И Вера, может, тоже, и, может, она всегда знала, что поссорились они в то лето не из-за такой дерьмовой причины — получить Хельге права по закону штата Мэн или не получить. Это просто было удобным предлогом, чтоб сцепиться. Когда Мак-Олифф спросил меня, из-за чего мы с Джо поссорились, я ему ответила, что причина, мол, сверху деньги, а снизу выпивка. Верхи ссор между людьми почти всегда совсем не похожи на то, что снизу, знаете ли, и вполне могло быть, что на самом-то деле они в то лето ссорились из-за того, что случилось с Майклом Донованом годом раньше.
Она с красавчиком убила его, Энди, — она ж только что прямо мне все не рассказала. И тоже вышла сухой из воды, но в семьях, бывает, кто-то подмечает всякое, о чем полиция и понятия не имеет. Такие, как Селена, например. Или такие, как Дональд и Хельга Донованы. Я все думаю, какими глазами они глядели на нее в то лето, до того, как устроили эту ссору в ресторане «У порта» и в последний раз уехали с Литл-Толла. Я все вспоминала и вспоминала, какими были их глаза, когда они на нее смотрели, — как у Селены, когда она на меня смотрела? Но нет, не помню. Может, со временем и припомню, только радости мне от этого никакой не будет, понимаете?
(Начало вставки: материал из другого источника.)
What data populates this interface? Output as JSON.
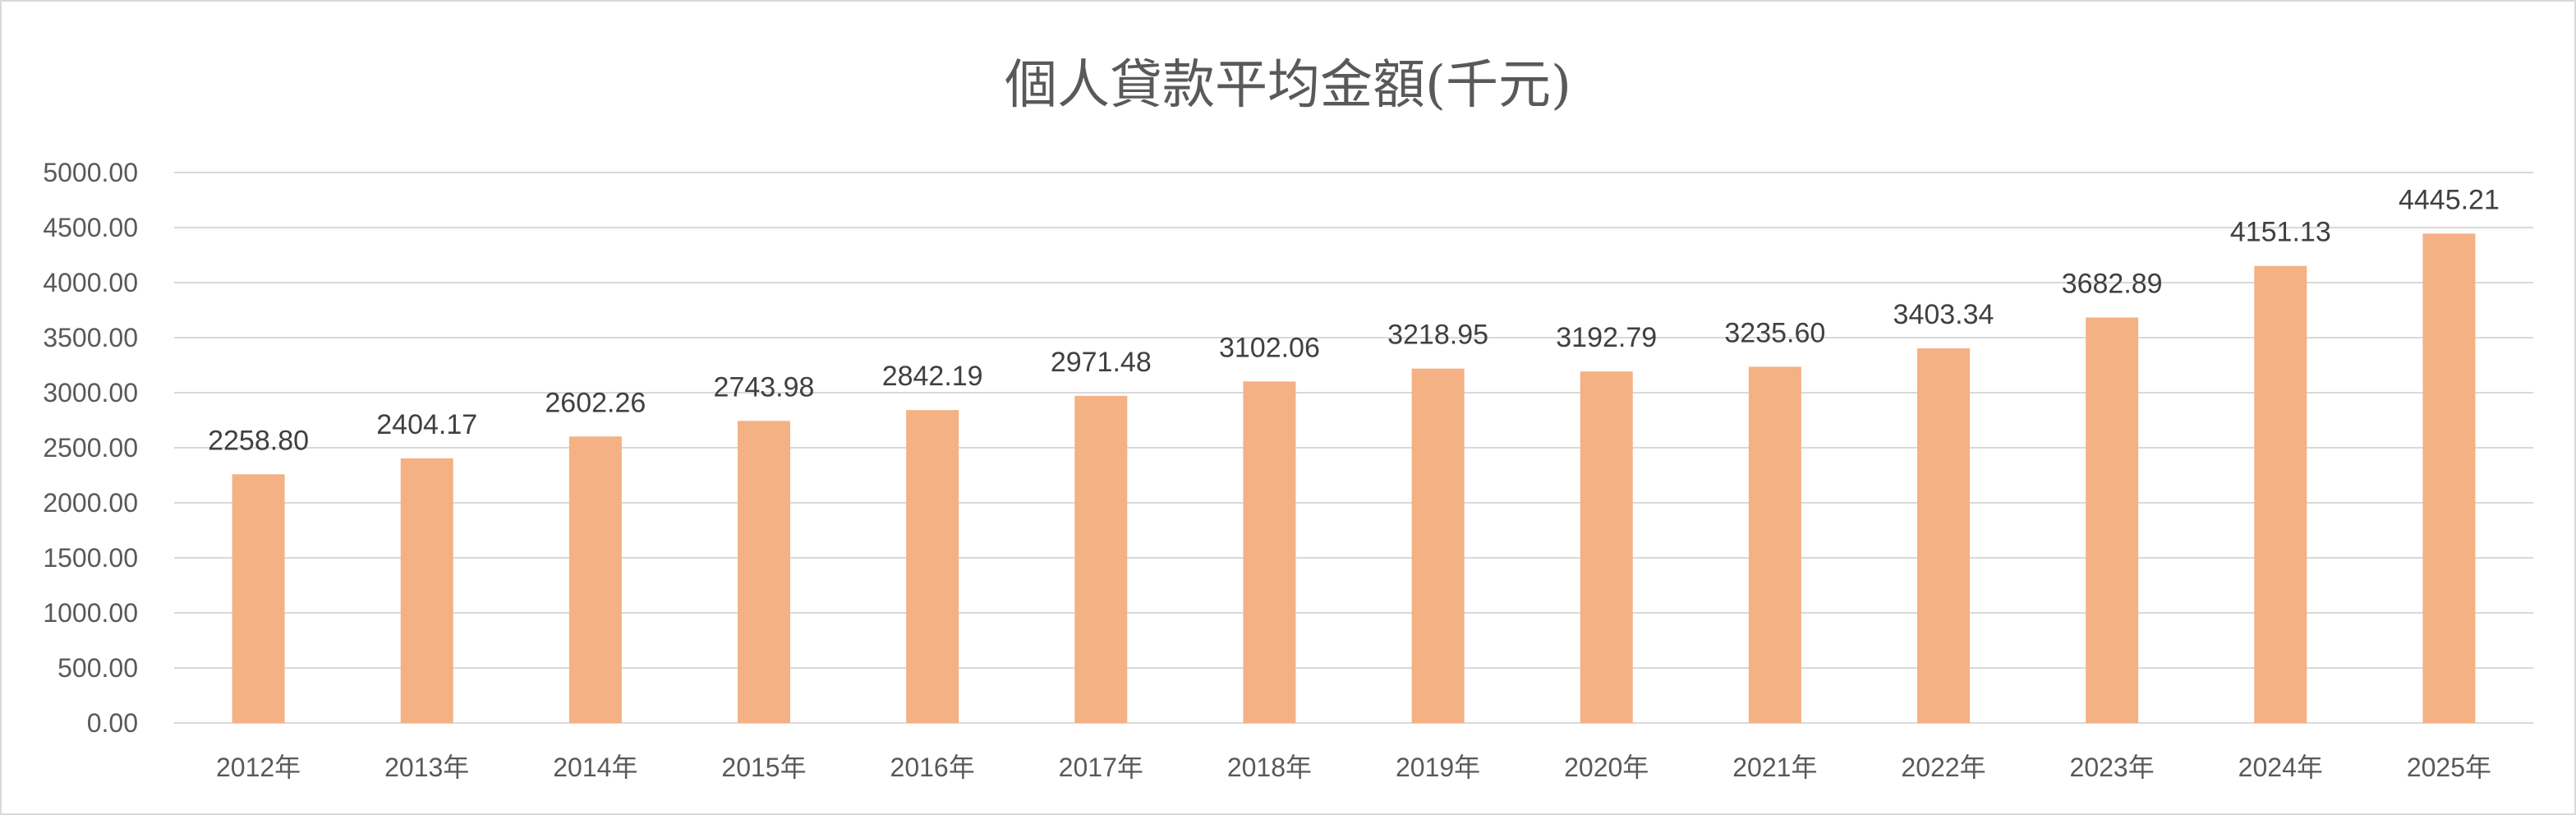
{
  "chart_data": {
    "type": "bar",
    "title": "個人貸款平均金額(千元)",
    "xlabel": "",
    "ylabel": "",
    "categories": [
      "2012年",
      "2013年",
      "2014年",
      "2015年",
      "2016年",
      "2017年",
      "2018年",
      "2019年",
      "2020年",
      "2021年",
      "2022年",
      "2023年",
      "2024年",
      "2025年"
    ],
    "values": [
      2258.8,
      2404.17,
      2602.26,
      2743.98,
      2842.19,
      2971.48,
      3102.06,
      3218.95,
      3192.79,
      3235.6,
      3403.34,
      3682.89,
      4151.13,
      4445.21
    ],
    "data_labels": [
      "2258.80",
      "2404.17",
      "2602.26",
      "2743.98",
      "2842.19",
      "2971.48",
      "3102.06",
      "3218.95",
      "3192.79",
      "3235.60",
      "3403.34",
      "3682.89",
      "4151.13",
      "4445.21"
    ],
    "ylim": [
      0,
      5000
    ],
    "y_ticks": [
      "0.00",
      "500.00",
      "1000.00",
      "1500.00",
      "2000.00",
      "2500.00",
      "3000.00",
      "3500.00",
      "4000.00",
      "4500.00",
      "5000.00"
    ],
    "grid": true,
    "legend": "none",
    "bar_color": "#F4B183"
  }
}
Одно я знаю твердо: такому сорвиголове, как Дон Донован, не следовало получать права в шестнадцать — ему бы повзрослеть не помешало бы, — а коли добавить к этому такую бешеную машину, так беды не миновать. У Веры ума хватало это понять, и, верно, она до смерти напугана была. Пусть отца она ненавидела, но сына любила сильнее жизни. Это я знаю. И все-таки подарила ему машину. Хоть она и была кремневой, но сунула эту мину в его карман — и карман Хельги заодно, — когда он еще даже школы не кончил и только-только бриться начал. Думаю, тут вина говорила, Энди. А может, я себе так внушаю, потому как не нравится мне думать, что тут еще был страх подмешан, что пара богатых деток вроде них могла использовать смерть отца, чтоб выцыганивать у матери все, что им в голову взбредало. Я, конечно, так не думаю… но ведь возможно, знаете ли… Да, возможно. В мире, где отец способен месяцами затаскивать дочь к себе в постель, по-моему, возможно все.
— Их нет в живых, — сказала я Гринбушу. — Вот что вы мне толкуете.
— Да, — говорит он.
— И в живых их нет больше тридцати лет, — говорю.
— Да, — говорит он опять.
— И все, что она мне про них рассказывала, было вранье.
Он опять прочистил горло — другого такого любителя откашливаться днем с огнем не найти, если судить по его сегодняшнему разговору со мной, — а когда заговорил, то почти по-человечески.
— А что она вам про них рассказывала, миз Клейборн? — спрашивает.
— Тут я подумала, Энди, и сообразила, что она очень много мне рассказывала с лета шестьдесят второго, когда приехала на остров, постарев на десять лет и похудев на двадцать фунтов в сравнении с предыдущим летом. Вспомнила, как она сказала мне, что, может, Дональд и Хельга приедут в августе и чтоб я запасла хлопья по-квакерски, потому как ничего другого на завтрак они есть не станут. Вспомнила, как она приехала в октябре — в ту самую осень, когда Кеннеди и Хрущев решали, не взорвать ли все к чертовой матери, — и сказала, что впредь я буду видеть ее куда чаще. «Надеюсь, что и детей тоже», — сказала она, но было что-то в ее голосе, Энди… и в ее глазах.